According to the U.S. Census Bureau, Amity Gardens has a total area of , all land.

Etymology

Derivation of the name "Amity"

In the "History of Montgomery County", the author records 
the settlement of some Swedes at Douglassville a few 
years after 1699 and the connection of this settlement with 
a group of Germans at New Hanover. A road was laid out 
from New Hanover to Germantown. Along these roads, the 
word "Amity" was used to designate a locality. 
The name was adopted by the inhabitants of the area to 
symbolize their relations with the Indians. Although 
Sweden lost the colony in 1638, the Swedish settlers sent 
a letter to their homeland in 1693 asking for ministers and 
religious books. In this letter they stated, "We live in great 
amity with the Indians, who have not done us harm for 
many years." From this incident, those Swedish settlers 
who migrated up the Schuylkill beyond the Manatawny 
called their settlement, Amity.

Demographics

At the 2000 census, there were 3,370 people, 1,243 households, and 948 families living in the CDP. The population density was 3,543.8 people per square mile (1,369.6/km). There were 1,269 housing units at an average density of 1,334.4/sq mi (515.8/km).  The racial makeup of the CDP was 95.01% White, 2.58% African American, 0.06% Native American, 0.83% Asian, 0.03% Pacific Islander, 0.27% from other races, and 1.22% from two or more races. Hispanic or Latino of any race were 1.31%.

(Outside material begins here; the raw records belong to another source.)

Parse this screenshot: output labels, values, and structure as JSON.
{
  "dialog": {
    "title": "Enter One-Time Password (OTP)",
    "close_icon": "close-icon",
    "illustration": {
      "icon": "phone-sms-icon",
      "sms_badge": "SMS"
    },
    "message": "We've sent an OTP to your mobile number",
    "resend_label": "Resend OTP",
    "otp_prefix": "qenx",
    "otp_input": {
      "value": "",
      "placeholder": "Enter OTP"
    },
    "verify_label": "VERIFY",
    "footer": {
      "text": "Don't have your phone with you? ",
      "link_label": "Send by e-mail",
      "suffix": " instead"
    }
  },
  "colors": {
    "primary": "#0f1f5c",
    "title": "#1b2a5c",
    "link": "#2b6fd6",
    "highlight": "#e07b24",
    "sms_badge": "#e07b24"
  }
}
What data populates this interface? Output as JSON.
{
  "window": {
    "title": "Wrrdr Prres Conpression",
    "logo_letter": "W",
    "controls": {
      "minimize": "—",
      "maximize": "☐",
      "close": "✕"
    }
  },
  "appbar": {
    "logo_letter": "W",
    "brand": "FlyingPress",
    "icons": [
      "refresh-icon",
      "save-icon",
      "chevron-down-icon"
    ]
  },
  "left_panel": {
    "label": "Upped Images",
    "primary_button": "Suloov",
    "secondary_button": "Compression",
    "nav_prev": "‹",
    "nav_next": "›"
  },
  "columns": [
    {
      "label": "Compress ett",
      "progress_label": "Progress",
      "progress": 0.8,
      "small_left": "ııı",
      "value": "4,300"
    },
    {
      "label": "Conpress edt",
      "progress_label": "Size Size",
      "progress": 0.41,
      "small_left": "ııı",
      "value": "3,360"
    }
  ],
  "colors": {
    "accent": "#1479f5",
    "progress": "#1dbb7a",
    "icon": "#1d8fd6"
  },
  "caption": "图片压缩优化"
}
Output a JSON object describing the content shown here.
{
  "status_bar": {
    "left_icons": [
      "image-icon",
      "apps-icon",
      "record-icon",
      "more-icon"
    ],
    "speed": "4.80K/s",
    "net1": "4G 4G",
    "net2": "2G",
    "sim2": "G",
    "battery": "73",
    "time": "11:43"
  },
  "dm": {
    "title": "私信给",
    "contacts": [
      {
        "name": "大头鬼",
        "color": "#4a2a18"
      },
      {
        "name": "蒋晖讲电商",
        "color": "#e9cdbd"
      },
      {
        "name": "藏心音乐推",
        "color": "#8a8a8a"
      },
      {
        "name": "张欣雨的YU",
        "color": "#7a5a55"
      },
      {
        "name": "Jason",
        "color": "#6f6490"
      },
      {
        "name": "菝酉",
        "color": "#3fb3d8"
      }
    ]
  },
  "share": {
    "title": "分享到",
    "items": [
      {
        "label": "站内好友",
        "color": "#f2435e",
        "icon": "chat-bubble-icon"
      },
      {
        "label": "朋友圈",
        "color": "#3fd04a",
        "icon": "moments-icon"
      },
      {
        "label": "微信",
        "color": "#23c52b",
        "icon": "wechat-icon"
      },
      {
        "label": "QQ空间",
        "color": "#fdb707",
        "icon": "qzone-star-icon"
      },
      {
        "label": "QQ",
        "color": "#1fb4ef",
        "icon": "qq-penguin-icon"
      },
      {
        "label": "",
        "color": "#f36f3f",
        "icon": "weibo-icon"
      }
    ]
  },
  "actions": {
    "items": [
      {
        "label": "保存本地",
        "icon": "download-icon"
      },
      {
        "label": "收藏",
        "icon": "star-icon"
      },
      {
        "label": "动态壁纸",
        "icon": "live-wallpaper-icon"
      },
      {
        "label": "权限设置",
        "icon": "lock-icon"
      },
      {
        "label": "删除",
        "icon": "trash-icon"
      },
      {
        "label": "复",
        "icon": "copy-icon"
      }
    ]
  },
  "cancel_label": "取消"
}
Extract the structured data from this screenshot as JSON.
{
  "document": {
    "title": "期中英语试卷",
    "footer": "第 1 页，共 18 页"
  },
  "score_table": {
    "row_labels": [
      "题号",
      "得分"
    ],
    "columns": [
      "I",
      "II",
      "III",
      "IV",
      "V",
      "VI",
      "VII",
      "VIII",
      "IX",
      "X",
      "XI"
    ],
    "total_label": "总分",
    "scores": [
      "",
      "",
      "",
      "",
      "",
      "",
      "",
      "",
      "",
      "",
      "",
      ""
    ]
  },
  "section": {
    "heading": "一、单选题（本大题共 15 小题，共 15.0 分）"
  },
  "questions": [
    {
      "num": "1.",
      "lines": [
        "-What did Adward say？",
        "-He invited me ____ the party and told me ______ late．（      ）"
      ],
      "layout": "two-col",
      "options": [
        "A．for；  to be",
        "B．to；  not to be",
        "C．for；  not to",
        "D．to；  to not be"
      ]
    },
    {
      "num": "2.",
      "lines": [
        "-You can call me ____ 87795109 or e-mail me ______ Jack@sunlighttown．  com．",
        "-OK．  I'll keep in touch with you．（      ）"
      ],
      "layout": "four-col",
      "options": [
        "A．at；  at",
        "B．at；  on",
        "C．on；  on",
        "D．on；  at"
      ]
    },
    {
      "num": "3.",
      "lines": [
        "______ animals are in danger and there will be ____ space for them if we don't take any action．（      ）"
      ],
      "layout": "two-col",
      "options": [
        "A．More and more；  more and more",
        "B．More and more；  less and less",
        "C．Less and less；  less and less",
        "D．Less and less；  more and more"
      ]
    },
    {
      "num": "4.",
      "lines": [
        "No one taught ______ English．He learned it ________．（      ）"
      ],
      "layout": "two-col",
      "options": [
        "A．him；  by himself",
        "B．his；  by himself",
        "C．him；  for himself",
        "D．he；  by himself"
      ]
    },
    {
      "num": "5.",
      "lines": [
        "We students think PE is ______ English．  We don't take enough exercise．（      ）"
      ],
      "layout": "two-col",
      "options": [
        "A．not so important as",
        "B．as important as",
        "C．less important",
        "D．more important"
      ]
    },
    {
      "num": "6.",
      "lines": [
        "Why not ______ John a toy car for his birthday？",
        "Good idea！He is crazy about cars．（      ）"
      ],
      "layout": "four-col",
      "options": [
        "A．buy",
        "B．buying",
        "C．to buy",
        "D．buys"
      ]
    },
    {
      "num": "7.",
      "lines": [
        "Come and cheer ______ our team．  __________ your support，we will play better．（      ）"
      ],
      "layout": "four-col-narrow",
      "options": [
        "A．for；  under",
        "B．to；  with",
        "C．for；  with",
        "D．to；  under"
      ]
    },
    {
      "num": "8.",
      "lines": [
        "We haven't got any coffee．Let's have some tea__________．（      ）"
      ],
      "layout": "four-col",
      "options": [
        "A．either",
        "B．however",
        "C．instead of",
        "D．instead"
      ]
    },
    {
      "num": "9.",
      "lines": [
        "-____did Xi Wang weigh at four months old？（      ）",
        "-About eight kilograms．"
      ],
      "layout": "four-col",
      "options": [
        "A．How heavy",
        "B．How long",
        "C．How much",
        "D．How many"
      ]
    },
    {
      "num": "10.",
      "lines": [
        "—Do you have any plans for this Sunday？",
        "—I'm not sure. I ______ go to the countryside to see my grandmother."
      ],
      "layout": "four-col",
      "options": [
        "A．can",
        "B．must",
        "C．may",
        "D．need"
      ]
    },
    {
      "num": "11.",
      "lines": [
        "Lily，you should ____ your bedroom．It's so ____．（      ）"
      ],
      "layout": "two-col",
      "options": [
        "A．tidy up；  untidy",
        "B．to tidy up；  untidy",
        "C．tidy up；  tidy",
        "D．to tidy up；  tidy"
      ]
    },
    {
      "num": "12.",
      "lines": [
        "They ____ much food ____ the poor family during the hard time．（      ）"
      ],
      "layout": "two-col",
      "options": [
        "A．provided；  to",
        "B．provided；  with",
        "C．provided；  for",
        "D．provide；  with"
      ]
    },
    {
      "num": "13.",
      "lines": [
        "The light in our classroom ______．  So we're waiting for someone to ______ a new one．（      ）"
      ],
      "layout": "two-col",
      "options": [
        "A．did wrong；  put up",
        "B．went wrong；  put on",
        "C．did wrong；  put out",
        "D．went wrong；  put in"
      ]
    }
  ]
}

There were 1,243 households, 36.8% had children under the age of 18 living with them, 65.4% were married couples living together, 8.0% had a female householder with no husband present, and 23.7% were non-families. 18.7% of households were made up of individuals, and 8.0% were one person aged 65 or older. The average household size was 2.71 and the average family size was 3.12.

The age distribution was 27.1% under the age of 18, 6.6% from 18 to 24, 30.2% from 25 to 44, 25.9% from 45 to 64, and 10.2% 65 or older. The median age was 37 years. For every 100 females, there were 97.0 males. For every 100 females age 18 and over, there were 92.0 males.

The median household income was $60,586 and the median family income  was $70,250. Males had a median income of $48,000 versus $32,234 for females. The per capita income for the CDP was $27,614. About 2.1% of families and 3.8% of the population were below the poverty line, including 1.6% of those under age 18 and 12.8% of those age 65 or over.